As Schulte and May infer, the strictures imposed by the ICHD-3 beta definition of migraine are fine if one wishes to simply ascertain patients fulfilling these particular criteria; but it would not be true to conclude that these criteria therefore ‘define migraine’. They do not.

Primary headaches are symptomatic entities without any independent biological markers. The term ‘migraine’ is a French word derived from the Galenic ‘hemicrania’ – a one-sided headache. We could then simply call any one-sided headache ‘migraine’. However, from the days of Hippocrates, it was clear that most such headaches were accompanied by a variable number of additional symptoms that we now recognise as comprising the syndrome we call ‘migraine’. However, we also now know that these same symptoms can rarely be caused by intracranial pathology (‘symptomatic migraine’) and that ‘migraine’ can sometimes occur without any headache at all! The ‘object’ of classification, to use Schulte and May’s terminology, has entirely changed its characteristics in such cases but continues to be called ‘migraine’.

Like the Shevels (2), we are concerned that the ICHD-3 beta criteria have assumed a status that is not justified by evidence and that the ICHD-3 beta consensus criteria might actually hinder headache research. In real life, we often diagnose ‘migraine’ in patients who do not fulfil the ICHD-3 beta criteria for ‘migraine’; the fact that the classification includes the category ‘probable migraine’ for such patients is useful but ducks the issue!

We have proposed that all primary headaches are part of a continuum bounded by parameters of headache intensity, duration or inverse of frequency and the presence or absence of trigeminal autonomic symptoms, driven by a common mechanism with different semiologies depending on the neural pathways engaged (4). Some patients change their headache characteristics several times during a lifetime and the symptoms of their habitual attacks can also vary and can overlap the artificial boundaries specified for different primary headaches by the ICHD-3 beta consensus criteria (4,5).

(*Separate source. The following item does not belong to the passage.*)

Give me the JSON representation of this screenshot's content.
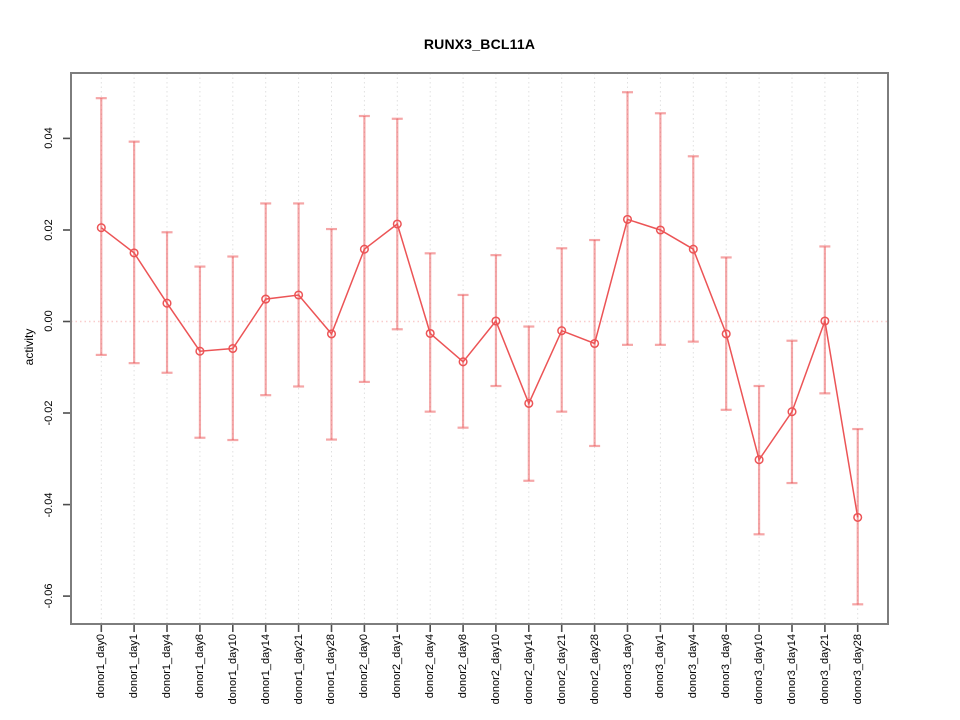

It might be argued from this that ‘all (primary) headache is migraine’. If we had an intervention that worked sufficiently far upstream in the mechanism it could treat all headaches. We do not yet have such an intervention and the main benefit of a primary headache classification is that it provides a basis for the recognition that some treatments work better for some forms of primary headache than for others. A headache classification is indeed essential but to pretend that complex symptom-based syndromes can be constrained by the strict diagnostic criteria of the ICHD-3 beta is unhelpful.